If an artist paints a beautiful picture, and nobody sees it, is it still beautiful? Friend and fellow artist Ari Lankin passed along this snippet from an interview between Hans-Ulrich Obrist and artist Ryan Gander which I must address.
Gander is blowing up. His work is everywhere, he is recognized by major institutions and he is British… the accent always helps. We’ve never met, and I only know of him — but I will say, his thoughts above are exactly the type of thing you should say in an interview when you are hot. Not only does it make Gander sound cool, it is the re-affirmation for the artistic masses to take the “I will be discovered, forget this self-promotional crap” road — which in hand means less competition for the cool kids, like Gander.
I am here to say this out-of-context proclamation is horse pucky. Until an artist is “discovered” he/she must be their own best ambassador. Now, if Gander intends to form and finance a Utopian studio for talented artists who don’t want to Tweet, more power to him. Until then, I am here to tell the artists of the world to blog, make business cards and pimp yourselves out. Only a handful of the talented artists will be discovered, the rest must realize the road to full time artistry is paved through marketing and the good ol’ grip-and-grin.
So Ryan, if we happen to meet, I will be sure to shake your hand, give you my business card, plug Borbay.com and congratulate you on your recent success. Here’s to the arts.
What the writer really is saying is this; He want’s to discover you, and then rep the benefits of promoting the *new* artist themselves. Typical.
Which is why that model is broken. And artists aren’t as successful as they should be.

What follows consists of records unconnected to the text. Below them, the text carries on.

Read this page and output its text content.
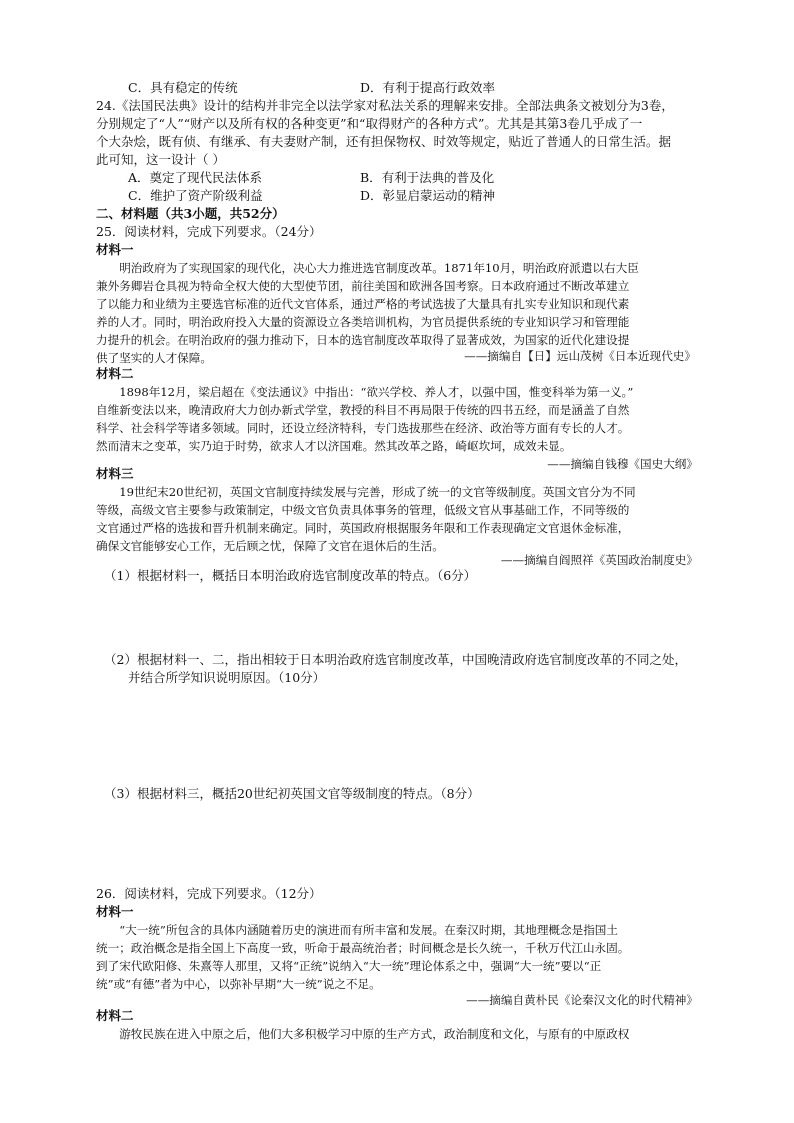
C．具有稳定的传统	D．有利于提高行政效率
24.《法国民法典》设计的结构并非完全以法学家对私法关系的理解来安排。全部法典条文被划分为3卷，
分别规定了“人”“财产以及所有权的各种变更”和“取得财产的各种方式”。尤其是其第3卷几乎成了一
个大杂烩，既有侦、有继承、有夫妻财产制，还有担保物权、时效等规定，贴近了普通人的日常生活。据
此可知，这一设计（ ）
A．奠定了现代民法体系	B．有利于法典的普及化
C．维护了资产阶级利益	D．彰显启蒙运动的精神
二、材料题（共3小题，共52分）
25．阅读材料，完成下列要求。（24分）
材料一
明治政府为了实现国家的现代化，决心大力推进选官制度改革。1871年10月，明治政府派遣以右大臣
兼外务卿岩仓具视为特命全权大使的大型使节团，前往美国和欧洲各国考察。日本政府通过不断改革建立
了以能力和业绩为主要选官标准的近代文官体系，通过严格的考试选拔了大量具有扎实专业知识和现代素
养的人才。同时，明治政府投入大量的资源设立各类培训机构，为官员提供系统的专业知识学习和管理能
力提升的机会。在明治政府的强力推动下，日本的选官制度改革取得了显著成效，为国家的近代化建设提
供了坚实的人才保障。	——摘编自【日】远山茂树《日本近现代史》
材料二
1898年12月，梁启超在《变法通议》中指出：“欲兴学校、养人才，以强中国，惟变科举为第一义。”
自维新变法以来，晚清政府大力创办新式学堂，教授的科目不再局限于传统的四书五经，而是涵盖了自然
科学、社会科学等诸多领域。同时，还设立经济特科，专门选拔那些在经济、政治等方面有专长的人才。
然而清末之变革，实乃迫于时势，欲求人才以济国难。然其改革之路，崎岖坎坷，成效未显。
——摘编自钱穆《国史大纲》
材料三
19世纪末20世纪初，英国文官制度持续发展与完善，形成了统一的文官等级制度。英国文官分为不同
等级，高级文官主要参与政策制定，中级文官负责具体事务的管理，低级文官从事基础工作，不同等级的
文官通过严格的选拔和晋升机制来确定。同时，英国政府根据服务年限和工作表现确定文官退休金标准，
确保文官能够安心工作，无后顾之忧，保障了文官在退休后的生活。
——摘编自阎照祥《英国政治制度史》
（1）根据材料一，概括日本明治政府选官制度改革的特点。（6分）
（2）根据材料一、二，指出相较于日本明治政府选官制度改革，中国晚清政府选官制度改革的不同之处，
并结合所学知识说明原因。（10分）
（3）根据材料三，概括20世纪初英国文官等级制度的特点。（8分）
26．阅读材料，完成下列要求。（12分）
材料一
“大一统”所包含的具体内涵随着历史的演进而有所丰富和发展。在秦汉时期，其地理概念是指国土
统一；政治概念是指全国上下高度一致，听命于最高统治者；时间概念是长久统一，千秋万代江山永固。
到了宋代欧阳修、朱熹等人那里，又将“正统”说纳入“大一统”理论体系之中，强调“大一统”要以“正
统”或“有德”者为中心，以弥补早期“大一统”说之不足。
——摘编自黄朴民《论秦汉文化的时代精神》
材料二
游牧民族在进入中原之后，他们大多积极学习中原的生产方式，政治制度和文化，与原有的中原政权
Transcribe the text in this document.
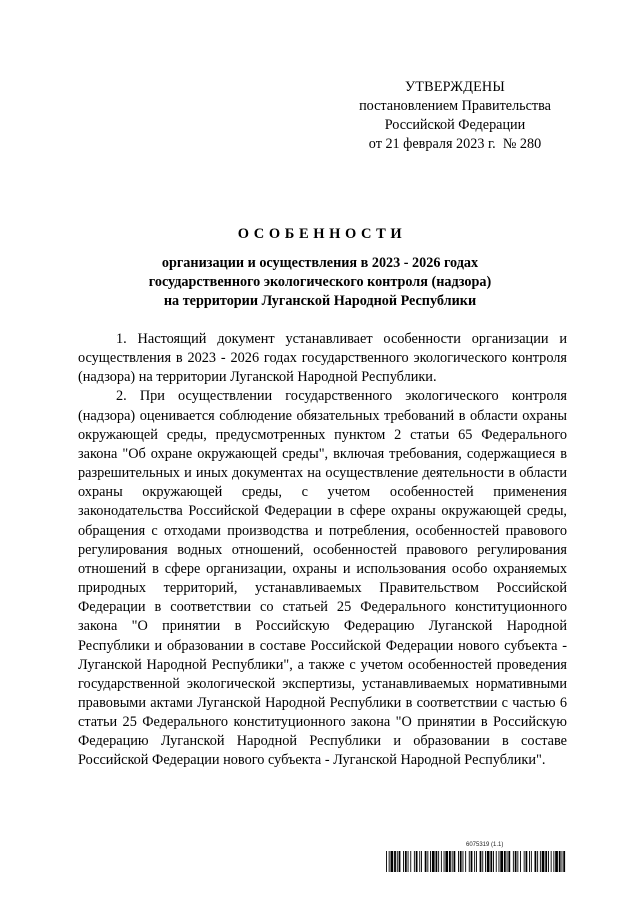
УТВЕРЖДЕНЫ
постановлением Правительства
Российской Федерации
от 21 февраля 2023 г.  № 280
ОСОБЕННОСТИ
организации и осуществления в 2023 - 2026 годах
государственного экологического контроля (надзора)
на территории Луганской Народной Республики

1. Настоящий документ устанавливает особенности организации и осуществления в 2023 - 2026 годах государственного экологического контроля (надзора) на территории Луганской Народной Республики.

2. При осуществлении государственного экологического контроля (надзора) оценивается соблюдение обязательных требований в области охраны окружающей среды, предусмотренных пунктом 2 статьи 65 Федерального закона "Об охране окружающей среды", включая требования, содержащиеся в разрешительных и иных документах на осуществление деятельности в области охраны окружающей среды, с учетом особенностей применения законодательства Российской Федерации в сфере охраны окружающей среды, обращения с отходами производства и потребления, особенностей правового регулирования водных отношений, особенностей правового регулирования отношений в сфере организации, охраны и использования особо охраняемых природных территорий, устанавливаемых Правительством Российской Федерации в соответствии со статьей 25 Федерального конституционного закона "О принятии в Российскую Федерацию Луганской Народной Республики и образовании в составе Российской Федерации нового субъекта - Луганской Народной Республики", а также с учетом особенностей проведения государственной экологической экспертизы, устанавливаемых нормативными правовыми актами Луганской Народной Республики в соответствии с частью 6 статьи 25 Федерального конституционного закона "О принятии в Российскую Федерацию Луганской Народной Республики и образовании в составе Российской Федерации нового субъекта - Луганской Народной Республики".

6075319 (1.1)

Apparently I have been going about this all wrong. Maybe the intersection of design and business is NOT actually often a beautiful thing… Perhaps when someone asks for my contact info because they appreciate work I have done, I should remove a piece of trash from the garbage can and scratch down my info. Or perhaps smugly reply as an artist I do not have such silly self promoting and self indulgent materials? True “Horse Pucky”.
maybe he should have been in the studio himself instead of doing this interview. sounds like a douche bag.

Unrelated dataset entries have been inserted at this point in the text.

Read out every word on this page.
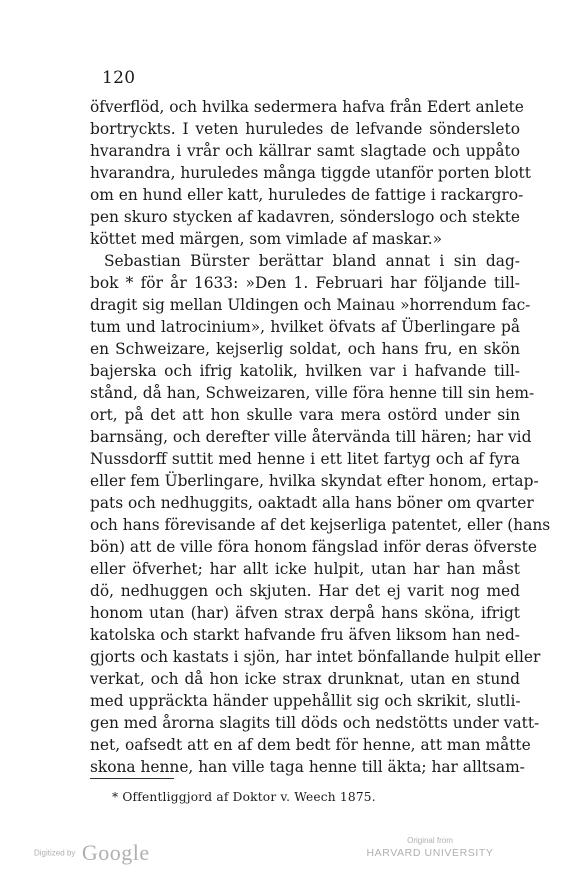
120
öfverflöd, och hvilka sedermera hafva från Edert anlete
bortryckts. I veten huruledes de lefvande söndersleto
hvarandra i vrår och källrar samt slagtade och uppåto
hvarandra, huruledes många tiggde utanför porten blott
om en hund eller katt, huruledes de fattige i rackargro-
pen skuro stycken af kadavren, sönderslogo och stekte
köttet med märgen, som vimlade af maskar.»
Sebastian Bürster berättar bland annat i sin dag-
bok * för år 1633: »Den 1. Februari har följande till-
dragit sig mellan Uldingen och Mainau »horrendum fac-
tum und latrocinium», hvilket öfvats af Überlingare på
en Schweizare, kejserlig soldat, och hans fru, en skön
bajerska och ifrig katolik, hvilken var i hafvande till-
stånd, då han, Schweizaren, ville föra henne till sin hem-
ort, på det att hon skulle vara mera ostörd under sin
barnsäng, och derefter ville återvända till hären; har vid
Nussdorff suttit med henne i ett litet fartyg och af fyra
eller fem Überlingare, hvilka skyndat efter honom, ertap-
pats och nedhuggits, oaktadt alla hans böner om qvarter
och hans förevisande af det kejserliga patentet, eller (hans
bön) att de ville föra honom fängslad inför deras öfverste
eller öfverhet; har allt icke hulpit, utan har han måst
dö, nedhuggen och skjuten. Har det ej varit nog med
honom utan (har) äfven strax derpå hans sköna, ifrigt
katolska och starkt hafvande fru äfven liksom han ned-
gjorts och kastats i sjön, har intet bönfallande hulpit eller
verkat, och då hon icke strax drunknat, utan en stund
med uppräckta händer uppehållit sig och skrikit, slutli-
gen med årorna slagits till döds och nedstötts under vatt-
net, oafsedt att en af dem bedt för henne, att man måtte
skona henne, han ville taga henne till äkta; har alltsam-
* Offentliggjord af Doktor v. Weech 1875.
Digitized by Google	Original from
HARVARD UNIVERSITY
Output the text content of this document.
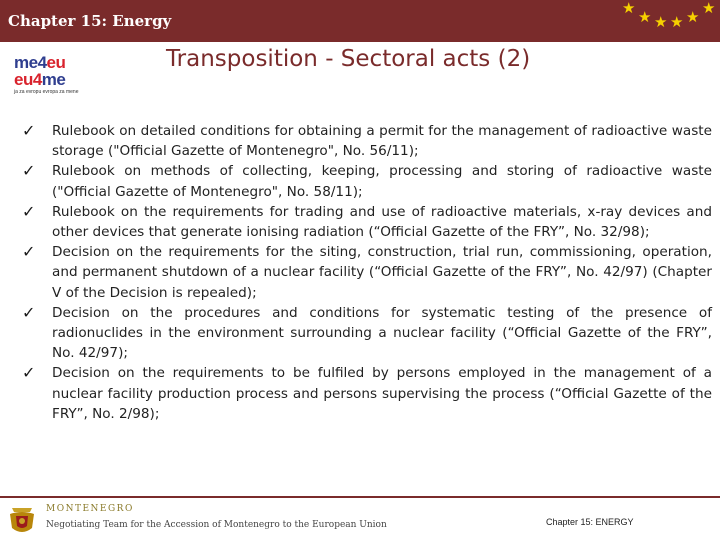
Chapter 15: Energy
★ ★ ★ ★ ★ ★
me4eu
eu4me
ja za evropu evropa za mene
Transposition - Sectoral acts (2)
✓ Rulebook on detailed conditions for obtaining a permit for the management of radioactive waste storage ("Official Gazette of Montenegro", No. 56/11);
✓ Rulebook on methods of collecting, keeping, processing and storing of radioactive waste ("Official Gazette of Montenegro", No. 58/11);
✓ Rulebook on the requirements for trading and use of radioactive materials, x-ray devices and other devices that generate ionising radiation (“Official Gazette of the FRY”, No. 32/98);
✓ Decision on the requirements for the siting, construction, trial run, commissioning, operation, and permanent shutdown of a nuclear facility (“Official Gazette of the FRY”, No. 42/97) (Chapter V of the Decision is repealed);
✓ Decision on the procedures and conditions for systematic testing of the presence of radionuclides in the environment surrounding a nuclear facility (“Official Gazette of the FRY”, No. 42/97);
✓ Decision on the requirements to be fulfiled by persons employed in the management of a nuclear facility production process and persons supervising the process (“Official Gazette of the FRY”, No. 2/98);
MONTENEGRO
Negotiating Team for the Accession of Montenegro to the European Union	Chapter 15: ENERGY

Because Dali and Picasso got it so wrong…
Ok they didn’t have websites but they knew how to exploit/publicise themselves shamelessly. People hated them for it, but correct me if I’m wrong, weren’t they the greatest artists of the twentieth century?
Well said Mr. Borbay. Who the hell is this guy kidding…self-promotion and success makes way for more art and discovery! Kick it “Biz”-card style, home-slice.